ANALYSIS:A Supreme Court judgment yesterday clarified issues relating to rights of same-sex couples and their children under Irish law, writes CAROL COULTER
THE DISPUTE between a sperm donor and the lesbian couple who had his child, which led to yesterday’s Supreme Court judgment, raises a number of new issues in Irish law which to date have not been addressed by the legislature.
Among them are the legal position of the donors of genetic material in assisted human reproduction; the legal status of non-biological parents who choose to raise a child in a non-conventional relationship; and the rights of a child with regard to his or her biological parents when they are not married to each other.
These issues have been under consideration for at least a decade, since the Commission on Assisted Human Reproduction was set up, reporting in 2005. Its report has been with the Department of Health and Children since.
The Civil Partnership Bill at present before the Oireachtas is silent on the issue of the status of children being raised by same-sex couples, whatever their biological relationship to one of them. Meanwhile, the Law Reform Commission has reported on Legal Aspects of Family Relationships, with recommendations on the rights of non-marital fathers. There are no indications from the Government on what will happen to these recommendations.
In dealing with yesterday’s case the Supreme Court was asked to consider a situation where a sperm donor wanted extensive contact with the child, and this was opposed by the lesbian couple. He was not an anonymous donor. Therefore he was in the same position as any other non-marital father under Irish law.
In the High Court Mr Justice John Hedigan had decided that the lesbian couple and the child were a de facto family and were entitled to the protection of their family rights under the European Convention on Human Rights. He found that the father was not entitled to guardianship, and that his having access to the child, at least until he was considerably older, would disrupt the family life of the de facto family. He did not consider his rights as a non-marital father.
The Supreme Court rejected this, and decided that the lesbian couple and the child was not a de facto family and did not enjoy protection of its family rights either under the European Convention on Human Rights or the Constitution. The Constitution only recognises the family based on marriage between a man and a woman, it said.
It found that Mr Justice Hedigan was wrong in his interpretation of the convention and its applicability in the Irish courts.
Mrs Justice Susan Denham pointed out that even the European Court of Human Rights has not recognised same-sex couples as “family life” under Article 8 of the convention, and in one case specifically rejected that contention. The High Court was wrong in treating the couple and child as a family under the convention, she said.
But even if that were not so, Irish law would conflict with such a scenario and would govern the situation. “Under the Constitution it has been clearly established that the family in Irish law is based on a marriage between a man and a woman,” she said. “There is no institution in Ireland of a de facto family.”

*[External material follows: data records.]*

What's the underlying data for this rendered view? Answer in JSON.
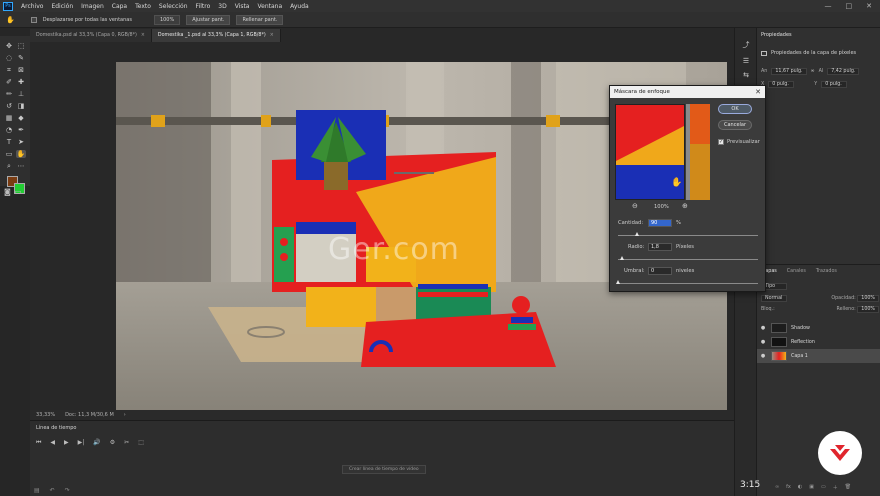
{
  "menu": {
    "app_logo": "Ps",
    "items": [
      "Archivo",
      "Edición",
      "Imagen",
      "Capa",
      "Texto",
      "Selección",
      "Filtro",
      "3D",
      "Vista",
      "Ventana",
      "Ayuda"
    ],
    "window_controls": [
      "—",
      "□",
      "✕"
    ]
  },
  "options_bar": {
    "scroll_all": "Desplazarse por todas las ventanas",
    "zoom": "100%",
    "fit": "Ajustar pant.",
    "fill": "Rellenar pant."
  },
  "tabs": [
    {
      "label": "Domestika.psd al 33,3% (Capa 0, RGB/8*)",
      "close": "×",
      "active": false
    },
    {
      "label": "Domestika _1.psd al 33,3% (Capa 1, RGB/8*)",
      "close": "×",
      "active": true
    }
  ],
  "status": {
    "zoom": "33,33%",
    "doc": "Doc: 11,3 M/30,6 M",
    "arrow": "›"
  },
  "timeline": {
    "title": "Línea de tiempo",
    "controls": [
      "⏮",
      "◀",
      "▶",
      "▶|",
      "🔊",
      "⚙",
      "✂",
      "⬚"
    ],
    "create_button": "Crear línea de tiempo de vídeo",
    "bottom_icons": [
      "▤",
      "↶",
      "↷"
    ]
  },
  "properties": {
    "tab": "Propiedades",
    "subtitle": "Propiedades de la capa de píxeles",
    "w_label": "An",
    "w_value": "11,67 pulg.",
    "link_icon": "∞",
    "h_label": "Al",
    "h_value": "7,42 pulg.",
    "x_label": "X",
    "x_value": "0 pulg.",
    "y_label": "Y",
    "y_value": "0 pulg."
  },
  "layers": {
    "tabs": [
      "Capas",
      "Canales",
      "Trazados"
    ],
    "kind_label": "Tipo",
    "blend_mode": "Normal",
    "opacity_label": "Opacidad:",
    "opacity_value": "100%",
    "lock_label": "Bloq.:",
    "fill_label": "Relleno:",
    "fill_value": "100%",
    "items": [
      {
        "name": "Shadow",
        "visible": true,
        "selected": false
      },
      {
        "name": "Reflection",
        "visible": true,
        "selected": false
      },
      {
        "name": "Capa 1",
        "visible": true,
        "selected": true
      }
    ],
    "bottom_icons": [
      "∞",
      "fx",
      "◐",
      "▣",
      "▭",
      "＋",
      "🗑"
    ]
  },
  "dialog": {
    "title": "Máscara de enfoque",
    "close": "✕",
    "ok": "OK",
    "cancel": "Cancelar",
    "preview_label": "Previsualizar",
    "preview_checked": true,
    "zoom": "100%",
    "zoom_out": "⊖",
    "zoom_in": "⊕",
    "amount_label": "Cantidad:",
    "amount_value": "90",
    "amount_unit": "%",
    "amount_fraction": 0.14,
    "radius_label": "Radio:",
    "radius_value": "1,8",
    "radius_unit": "Píxeles",
    "radius_fraction": 0.03,
    "threshold_label": "Umbral:",
    "threshold_value": "0",
    "threshold_unit": "niveles",
    "threshold_fraction": 0.0
  },
  "watermark": "Ger.com",
  "video_time": "3:15",
  "colors": {
    "foreground": "#7a3c12",
    "background": "#22cc33",
    "accent_blue": "#31a8ff"
  }
}
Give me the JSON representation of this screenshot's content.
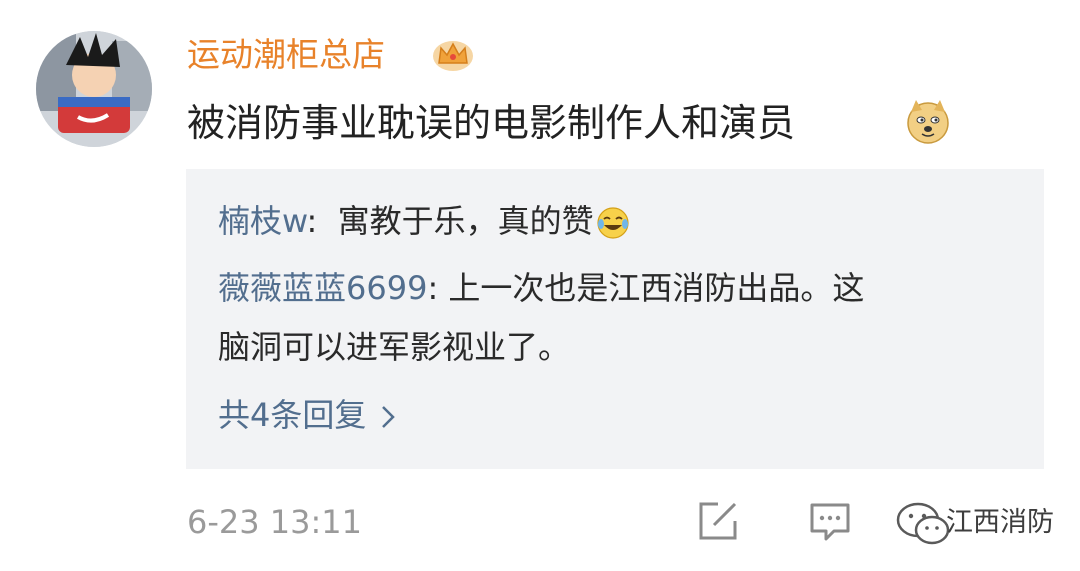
{
  "post": {
    "username": "运动潮柜总店",
    "badge_icon": "crown-icon",
    "text": "被消防事业耽误的电影制作人和演员",
    "emoji_icon": "doge-emoji-icon",
    "timestamp": "6-23 13:11"
  },
  "replies": [
    {
      "name": "楠枝w",
      "text": "寓教于乐，真的赞",
      "emoji_icon": "laugh-cry-emoji-icon"
    },
    {
      "name": "薇薇蓝蓝6699",
      "text": "上一次也是江西消防出品。这",
      "text_cont": "脑洞可以进军影视业了。"
    }
  ],
  "more_replies_label": "共4条回复",
  "actions": {
    "edit_icon": "edit-icon",
    "comment_icon": "comment-icon"
  },
  "watermark": {
    "text": "江西消防"
  },
  "colors": {
    "username": "#e8822a",
    "reply_name": "#526e8e",
    "reply_bg": "#f2f3f5",
    "timestamp": "#9a9a9a"
  }
}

The court also decided not to examine in any detail the relationship between the lesbian couple. It decided that the key relationship is that between the child and its birth mother. The mother’s partner has no specific rights, though her position in the child’s life is one factor to be taken into account in considering the best interests of the child.
Mrs Justice Denham did acknowledge that the child lived in a loving and caring situation with the couple, and Mr Justice John Murray said the relationship between the couple and the child was one of the factors to be taken into account when considering the child’s welfare. The situation of a party other than a natural parent was not unique in considering custody and other rights, he pointed out, and also arose when a child had been raised for a number of years by grandparents or foster parents, for example.
The four judges who gave written judgments were unanimous in finding that the father was entitled to apply for guardianship and access, though, as in all cases involving non-marital fathers under Irish law at present, he would not be granted it automatically. The welfare of the child was paramount, and this was the yardstick against which the application would be considered.
The case arose out of a situation where the lesbian couple, who were in a long-term committed relationship, decided they wanted to have a child with the aid of a sperm donor. They decided it would be better for the child if the sperm donor was known to them and the child, and had a relationship with the child, who would know this was his or her biological father.
They drew up an agreement with the father, in this case specifying the nature of the relationship between him and the child, including the fact that the couple would parent the child, while he would occupy the role of “favourite uncle”. He would have no financial or other obligations towards the child, and his contact with the child would be by agreement with the couple.
When the child, a boy, was born, the father wanted more involvement than the couple felt appropriate and after a number of fraught meetings, relations between the father and the couple broke down.
They decided to visit Australia for a year and he took legal proceedings to prevent this, along with proceedings seeking guardianship and access to the child. He lost in the High Court and appealed to the Supreme Court, where he won the right of access, though not guardianship.
The court recommended that the parties attempt to resolve the issue of access by agreement. Failing this, they should return to the High Court.